For instance, the great Palestinian poet, Mahmood Darwish, wrote these lines twenty years before that famous shoe was thrown:

“O those who pass between fleeting words From you the sword—from us the blood From you steel and fire—from us our flesh From you yet another tank—from us stones, From you tear gas—from us rain Above us, as above you, are sky and air So take your share of our blood—and be gone Go to a dancing party—and be gone As for us, we have to water the martyr’s flowers As for us, we have to live as we see fit. … And we have what you lack A bleeding homeland of a bleeding people A homeland fit for oblivion or memory.”

The spontaneous hurling of footwear, and the polished cadences of Darwish’s sombre yet defiant elegy, are two aspects, two velocities, two moments, of the same fundamental movement.

What takes place in an instant of outrage and disgust assumes symbolism and heroism because of its literary basis.

Darwish himself had drawn on the rich seams of modern Arabic verse, Sufi mysticism, and the acerbic political poetry of Westerners such as Shelley, Blake and Brecht.

Literature abhors a vacuum, and invents its own traditions; it cannot resist spinning webs of affiliation, in order to produce out of the “empty nothing” of mere words the radiant shape of an idea.

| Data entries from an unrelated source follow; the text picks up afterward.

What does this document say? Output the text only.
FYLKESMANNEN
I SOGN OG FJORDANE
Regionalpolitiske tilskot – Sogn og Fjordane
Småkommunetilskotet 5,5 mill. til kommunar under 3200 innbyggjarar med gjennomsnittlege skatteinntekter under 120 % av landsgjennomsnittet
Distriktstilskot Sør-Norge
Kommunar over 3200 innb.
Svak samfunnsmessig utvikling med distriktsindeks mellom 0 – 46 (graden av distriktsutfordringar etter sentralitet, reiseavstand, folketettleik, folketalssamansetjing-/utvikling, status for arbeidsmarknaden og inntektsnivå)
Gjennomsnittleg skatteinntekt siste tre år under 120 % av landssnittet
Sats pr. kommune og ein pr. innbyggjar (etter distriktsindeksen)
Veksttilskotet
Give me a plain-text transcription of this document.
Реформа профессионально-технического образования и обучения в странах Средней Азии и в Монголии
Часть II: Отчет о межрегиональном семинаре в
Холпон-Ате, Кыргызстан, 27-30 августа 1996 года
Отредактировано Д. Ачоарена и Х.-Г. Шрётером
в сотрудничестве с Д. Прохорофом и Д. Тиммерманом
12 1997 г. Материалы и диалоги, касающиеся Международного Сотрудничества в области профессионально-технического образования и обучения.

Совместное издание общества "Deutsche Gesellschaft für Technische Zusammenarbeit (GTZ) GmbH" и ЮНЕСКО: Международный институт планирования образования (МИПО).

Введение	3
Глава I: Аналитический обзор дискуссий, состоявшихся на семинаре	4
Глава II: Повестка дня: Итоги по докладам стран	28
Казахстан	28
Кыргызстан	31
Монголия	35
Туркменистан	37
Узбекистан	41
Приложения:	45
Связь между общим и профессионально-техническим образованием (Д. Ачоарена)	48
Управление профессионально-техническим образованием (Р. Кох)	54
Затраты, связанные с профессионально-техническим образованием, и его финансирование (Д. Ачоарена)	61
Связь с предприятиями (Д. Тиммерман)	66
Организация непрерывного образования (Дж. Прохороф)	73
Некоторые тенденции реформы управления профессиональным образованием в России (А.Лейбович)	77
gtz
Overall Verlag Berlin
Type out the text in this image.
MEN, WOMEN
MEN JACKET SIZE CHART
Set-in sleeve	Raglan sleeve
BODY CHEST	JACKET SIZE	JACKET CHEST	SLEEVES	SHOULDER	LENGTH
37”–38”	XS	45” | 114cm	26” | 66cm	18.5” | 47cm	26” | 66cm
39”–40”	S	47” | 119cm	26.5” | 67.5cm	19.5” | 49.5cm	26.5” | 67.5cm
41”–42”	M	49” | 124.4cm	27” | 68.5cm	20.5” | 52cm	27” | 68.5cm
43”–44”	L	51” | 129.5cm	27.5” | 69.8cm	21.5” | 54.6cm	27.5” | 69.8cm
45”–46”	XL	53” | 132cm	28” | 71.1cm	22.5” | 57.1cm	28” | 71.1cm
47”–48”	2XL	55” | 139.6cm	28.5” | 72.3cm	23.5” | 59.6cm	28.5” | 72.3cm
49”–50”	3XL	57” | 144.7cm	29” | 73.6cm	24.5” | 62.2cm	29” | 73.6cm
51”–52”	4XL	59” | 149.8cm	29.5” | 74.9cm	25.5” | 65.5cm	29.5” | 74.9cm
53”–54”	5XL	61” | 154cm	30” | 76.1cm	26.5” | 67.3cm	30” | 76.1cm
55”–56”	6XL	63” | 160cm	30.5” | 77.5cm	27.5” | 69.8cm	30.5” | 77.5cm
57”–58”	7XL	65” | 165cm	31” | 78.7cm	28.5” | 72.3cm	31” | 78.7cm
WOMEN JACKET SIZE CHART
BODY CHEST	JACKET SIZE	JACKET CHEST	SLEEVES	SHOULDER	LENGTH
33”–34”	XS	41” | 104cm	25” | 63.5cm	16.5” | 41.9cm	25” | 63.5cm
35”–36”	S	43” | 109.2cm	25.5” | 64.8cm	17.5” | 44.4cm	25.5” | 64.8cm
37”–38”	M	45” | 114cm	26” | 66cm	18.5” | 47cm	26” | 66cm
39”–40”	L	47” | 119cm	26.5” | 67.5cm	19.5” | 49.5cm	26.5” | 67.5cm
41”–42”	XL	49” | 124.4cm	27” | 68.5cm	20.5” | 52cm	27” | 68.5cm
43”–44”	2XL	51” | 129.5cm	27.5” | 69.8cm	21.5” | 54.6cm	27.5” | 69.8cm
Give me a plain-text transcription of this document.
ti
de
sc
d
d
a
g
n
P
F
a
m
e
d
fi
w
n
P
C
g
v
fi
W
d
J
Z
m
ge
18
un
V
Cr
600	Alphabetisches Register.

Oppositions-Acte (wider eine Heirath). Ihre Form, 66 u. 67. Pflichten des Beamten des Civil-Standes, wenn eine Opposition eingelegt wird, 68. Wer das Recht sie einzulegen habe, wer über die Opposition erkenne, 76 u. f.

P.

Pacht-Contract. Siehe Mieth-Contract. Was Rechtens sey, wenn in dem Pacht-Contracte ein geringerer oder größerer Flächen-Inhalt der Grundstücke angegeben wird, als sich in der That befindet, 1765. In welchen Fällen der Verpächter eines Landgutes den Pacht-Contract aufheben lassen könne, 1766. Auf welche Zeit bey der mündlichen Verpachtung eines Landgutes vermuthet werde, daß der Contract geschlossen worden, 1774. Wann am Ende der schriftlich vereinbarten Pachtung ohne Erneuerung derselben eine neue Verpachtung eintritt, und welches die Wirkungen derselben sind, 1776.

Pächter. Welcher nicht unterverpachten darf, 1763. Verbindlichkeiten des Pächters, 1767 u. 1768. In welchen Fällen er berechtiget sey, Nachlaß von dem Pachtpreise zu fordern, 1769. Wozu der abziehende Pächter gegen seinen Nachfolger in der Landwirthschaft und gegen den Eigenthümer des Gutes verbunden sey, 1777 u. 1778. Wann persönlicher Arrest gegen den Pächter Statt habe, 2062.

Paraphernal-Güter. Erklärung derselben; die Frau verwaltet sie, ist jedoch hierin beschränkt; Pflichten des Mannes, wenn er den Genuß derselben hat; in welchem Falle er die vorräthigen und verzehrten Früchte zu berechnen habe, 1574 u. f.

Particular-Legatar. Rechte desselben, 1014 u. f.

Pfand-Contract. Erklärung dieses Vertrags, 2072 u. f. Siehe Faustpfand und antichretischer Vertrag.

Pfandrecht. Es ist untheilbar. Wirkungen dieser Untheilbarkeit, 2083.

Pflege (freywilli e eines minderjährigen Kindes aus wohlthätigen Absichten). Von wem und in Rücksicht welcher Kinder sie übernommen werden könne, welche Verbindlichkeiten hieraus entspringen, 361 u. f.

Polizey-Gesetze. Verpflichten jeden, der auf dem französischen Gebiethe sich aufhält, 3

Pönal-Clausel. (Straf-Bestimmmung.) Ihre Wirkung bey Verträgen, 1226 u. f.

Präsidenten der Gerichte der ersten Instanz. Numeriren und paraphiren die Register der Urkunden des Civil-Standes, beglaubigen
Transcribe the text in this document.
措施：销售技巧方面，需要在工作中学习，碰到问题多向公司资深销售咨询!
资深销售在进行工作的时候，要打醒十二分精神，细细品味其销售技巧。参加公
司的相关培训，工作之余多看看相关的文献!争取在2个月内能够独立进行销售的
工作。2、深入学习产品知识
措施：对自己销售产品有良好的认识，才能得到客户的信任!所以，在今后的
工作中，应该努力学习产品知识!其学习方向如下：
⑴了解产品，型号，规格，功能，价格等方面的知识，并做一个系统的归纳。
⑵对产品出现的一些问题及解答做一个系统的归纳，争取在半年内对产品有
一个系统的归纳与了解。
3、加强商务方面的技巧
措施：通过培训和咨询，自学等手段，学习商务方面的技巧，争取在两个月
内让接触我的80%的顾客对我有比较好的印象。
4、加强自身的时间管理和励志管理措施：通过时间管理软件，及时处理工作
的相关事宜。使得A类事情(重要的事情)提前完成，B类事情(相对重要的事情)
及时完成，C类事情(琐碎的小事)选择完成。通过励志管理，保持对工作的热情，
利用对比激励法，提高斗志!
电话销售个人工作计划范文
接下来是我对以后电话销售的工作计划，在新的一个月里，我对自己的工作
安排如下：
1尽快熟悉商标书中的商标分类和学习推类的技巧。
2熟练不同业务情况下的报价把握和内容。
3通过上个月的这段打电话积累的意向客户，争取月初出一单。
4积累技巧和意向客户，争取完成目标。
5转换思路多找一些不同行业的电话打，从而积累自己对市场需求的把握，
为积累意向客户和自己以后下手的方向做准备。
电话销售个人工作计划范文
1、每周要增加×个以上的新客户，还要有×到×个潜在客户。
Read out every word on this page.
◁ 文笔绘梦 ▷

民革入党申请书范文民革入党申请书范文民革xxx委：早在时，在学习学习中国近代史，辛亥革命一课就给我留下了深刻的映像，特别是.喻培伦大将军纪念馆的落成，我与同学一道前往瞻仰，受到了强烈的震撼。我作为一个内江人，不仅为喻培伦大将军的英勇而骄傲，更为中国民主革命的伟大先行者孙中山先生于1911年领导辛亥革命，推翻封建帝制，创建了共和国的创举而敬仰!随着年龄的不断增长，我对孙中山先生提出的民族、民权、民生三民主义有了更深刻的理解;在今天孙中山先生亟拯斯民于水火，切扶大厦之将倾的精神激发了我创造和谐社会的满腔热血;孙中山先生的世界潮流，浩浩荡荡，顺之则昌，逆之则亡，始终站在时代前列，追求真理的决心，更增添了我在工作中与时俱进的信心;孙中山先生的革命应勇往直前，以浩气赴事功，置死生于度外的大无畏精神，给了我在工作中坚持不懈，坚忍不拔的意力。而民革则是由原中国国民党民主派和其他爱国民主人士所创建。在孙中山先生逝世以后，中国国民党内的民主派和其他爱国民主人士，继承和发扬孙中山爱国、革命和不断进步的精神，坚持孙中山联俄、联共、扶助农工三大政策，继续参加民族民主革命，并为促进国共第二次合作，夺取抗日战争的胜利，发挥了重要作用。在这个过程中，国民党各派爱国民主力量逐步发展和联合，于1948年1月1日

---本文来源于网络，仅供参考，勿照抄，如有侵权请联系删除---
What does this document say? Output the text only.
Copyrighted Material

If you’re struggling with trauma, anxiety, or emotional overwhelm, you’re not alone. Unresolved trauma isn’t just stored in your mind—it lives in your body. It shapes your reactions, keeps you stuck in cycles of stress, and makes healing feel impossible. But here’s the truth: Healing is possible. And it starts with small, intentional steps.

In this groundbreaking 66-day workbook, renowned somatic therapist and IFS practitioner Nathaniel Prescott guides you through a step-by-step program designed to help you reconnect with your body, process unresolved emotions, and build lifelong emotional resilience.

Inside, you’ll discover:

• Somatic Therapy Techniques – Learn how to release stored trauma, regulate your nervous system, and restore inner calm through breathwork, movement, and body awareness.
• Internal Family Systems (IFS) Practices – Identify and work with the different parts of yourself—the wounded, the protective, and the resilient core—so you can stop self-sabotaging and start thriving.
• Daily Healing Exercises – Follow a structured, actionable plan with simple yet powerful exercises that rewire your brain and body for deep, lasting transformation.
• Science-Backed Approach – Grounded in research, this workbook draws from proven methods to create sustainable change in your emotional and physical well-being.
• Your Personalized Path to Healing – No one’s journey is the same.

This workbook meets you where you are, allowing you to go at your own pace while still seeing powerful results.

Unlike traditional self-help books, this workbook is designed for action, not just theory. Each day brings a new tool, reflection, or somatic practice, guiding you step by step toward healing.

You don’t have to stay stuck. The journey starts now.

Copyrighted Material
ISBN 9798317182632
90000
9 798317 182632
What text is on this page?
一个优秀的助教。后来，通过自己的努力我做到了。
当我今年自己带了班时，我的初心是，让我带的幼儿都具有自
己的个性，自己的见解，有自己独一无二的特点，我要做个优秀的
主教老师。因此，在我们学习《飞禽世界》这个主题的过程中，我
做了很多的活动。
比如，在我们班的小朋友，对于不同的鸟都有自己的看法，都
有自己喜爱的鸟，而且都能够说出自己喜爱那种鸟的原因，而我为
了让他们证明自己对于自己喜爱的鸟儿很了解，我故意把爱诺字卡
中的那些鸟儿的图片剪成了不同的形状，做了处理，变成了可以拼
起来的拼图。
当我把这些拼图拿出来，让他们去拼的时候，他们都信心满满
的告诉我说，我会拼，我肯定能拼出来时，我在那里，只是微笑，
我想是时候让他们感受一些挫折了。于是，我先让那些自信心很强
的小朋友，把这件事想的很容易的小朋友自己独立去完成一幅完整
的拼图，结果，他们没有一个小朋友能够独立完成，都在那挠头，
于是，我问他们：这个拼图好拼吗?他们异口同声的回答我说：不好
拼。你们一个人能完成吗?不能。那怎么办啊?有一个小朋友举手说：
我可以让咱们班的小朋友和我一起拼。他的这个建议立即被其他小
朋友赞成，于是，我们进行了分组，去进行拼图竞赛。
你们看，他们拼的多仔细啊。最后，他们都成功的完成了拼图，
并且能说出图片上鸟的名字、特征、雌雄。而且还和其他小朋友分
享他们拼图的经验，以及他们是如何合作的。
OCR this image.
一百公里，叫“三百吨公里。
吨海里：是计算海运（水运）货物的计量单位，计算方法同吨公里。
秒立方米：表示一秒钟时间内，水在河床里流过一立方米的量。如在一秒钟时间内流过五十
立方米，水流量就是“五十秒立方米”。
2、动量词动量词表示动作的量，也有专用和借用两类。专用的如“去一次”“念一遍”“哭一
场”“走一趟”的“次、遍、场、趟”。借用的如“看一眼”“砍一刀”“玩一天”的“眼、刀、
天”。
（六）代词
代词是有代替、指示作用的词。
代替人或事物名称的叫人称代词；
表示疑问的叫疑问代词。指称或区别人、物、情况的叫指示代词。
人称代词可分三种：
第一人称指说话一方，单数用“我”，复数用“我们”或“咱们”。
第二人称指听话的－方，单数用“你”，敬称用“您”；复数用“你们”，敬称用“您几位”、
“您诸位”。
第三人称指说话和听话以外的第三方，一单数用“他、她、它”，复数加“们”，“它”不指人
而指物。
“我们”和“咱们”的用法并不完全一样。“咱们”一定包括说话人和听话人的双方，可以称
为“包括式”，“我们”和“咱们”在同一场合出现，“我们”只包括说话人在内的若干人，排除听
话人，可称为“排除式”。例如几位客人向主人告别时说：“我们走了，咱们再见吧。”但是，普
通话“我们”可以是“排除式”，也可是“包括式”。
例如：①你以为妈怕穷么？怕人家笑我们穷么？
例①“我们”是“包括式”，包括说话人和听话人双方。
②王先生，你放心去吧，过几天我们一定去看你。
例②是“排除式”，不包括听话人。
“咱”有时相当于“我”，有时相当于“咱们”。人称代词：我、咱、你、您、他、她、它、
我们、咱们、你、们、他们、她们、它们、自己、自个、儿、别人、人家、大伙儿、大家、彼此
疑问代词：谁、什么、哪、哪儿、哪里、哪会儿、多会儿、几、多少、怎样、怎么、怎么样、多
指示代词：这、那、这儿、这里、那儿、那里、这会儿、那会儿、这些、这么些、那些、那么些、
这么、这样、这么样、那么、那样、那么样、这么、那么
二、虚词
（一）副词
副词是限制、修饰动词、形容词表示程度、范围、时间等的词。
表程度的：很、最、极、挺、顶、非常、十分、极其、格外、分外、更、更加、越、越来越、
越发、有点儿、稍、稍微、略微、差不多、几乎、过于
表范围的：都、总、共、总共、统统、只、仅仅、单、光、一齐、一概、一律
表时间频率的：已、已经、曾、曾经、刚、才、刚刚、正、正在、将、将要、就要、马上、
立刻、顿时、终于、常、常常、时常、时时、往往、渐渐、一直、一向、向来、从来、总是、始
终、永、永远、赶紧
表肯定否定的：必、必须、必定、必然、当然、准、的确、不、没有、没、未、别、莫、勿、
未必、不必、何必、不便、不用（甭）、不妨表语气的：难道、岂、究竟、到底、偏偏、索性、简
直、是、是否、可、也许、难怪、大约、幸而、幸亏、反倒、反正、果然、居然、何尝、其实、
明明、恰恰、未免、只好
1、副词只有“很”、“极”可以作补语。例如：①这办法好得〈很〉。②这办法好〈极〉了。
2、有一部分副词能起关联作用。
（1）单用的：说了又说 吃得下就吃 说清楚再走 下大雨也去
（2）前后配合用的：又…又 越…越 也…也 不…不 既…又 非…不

This is a labour of infinite patience, often life-long obscurity, of thankless and punishing self-scrutiny and criticism. What it produces is so fragile as to be, for most of the busy world, effectively non-existent.

But it waits its time. And when that time comes, suddenly those shadowy, indefensible, whispering words are shouted in the streets to topple tyrants and install the basic conditions of human decency.

If you want to understand the astonishing events in Egypt of February 2011, there is one sure source: the collected works—novels, stories, treatises and provocations—of Nawal el-Saadawi (dissident, feminist, physician, writer).

Her works stand as a contemporary manifestation of Seshat’s inscriptions on the sacred ished-tree of Heliopolis: an umbrella of sustaining wisdom and truth for the revolution.

Without such scribes, and such trees, “tweets” would have no branches to perch on, no structure or home to turn to for ideological support.

Literature allows a thousand flowers to bloom, and a million feet to march.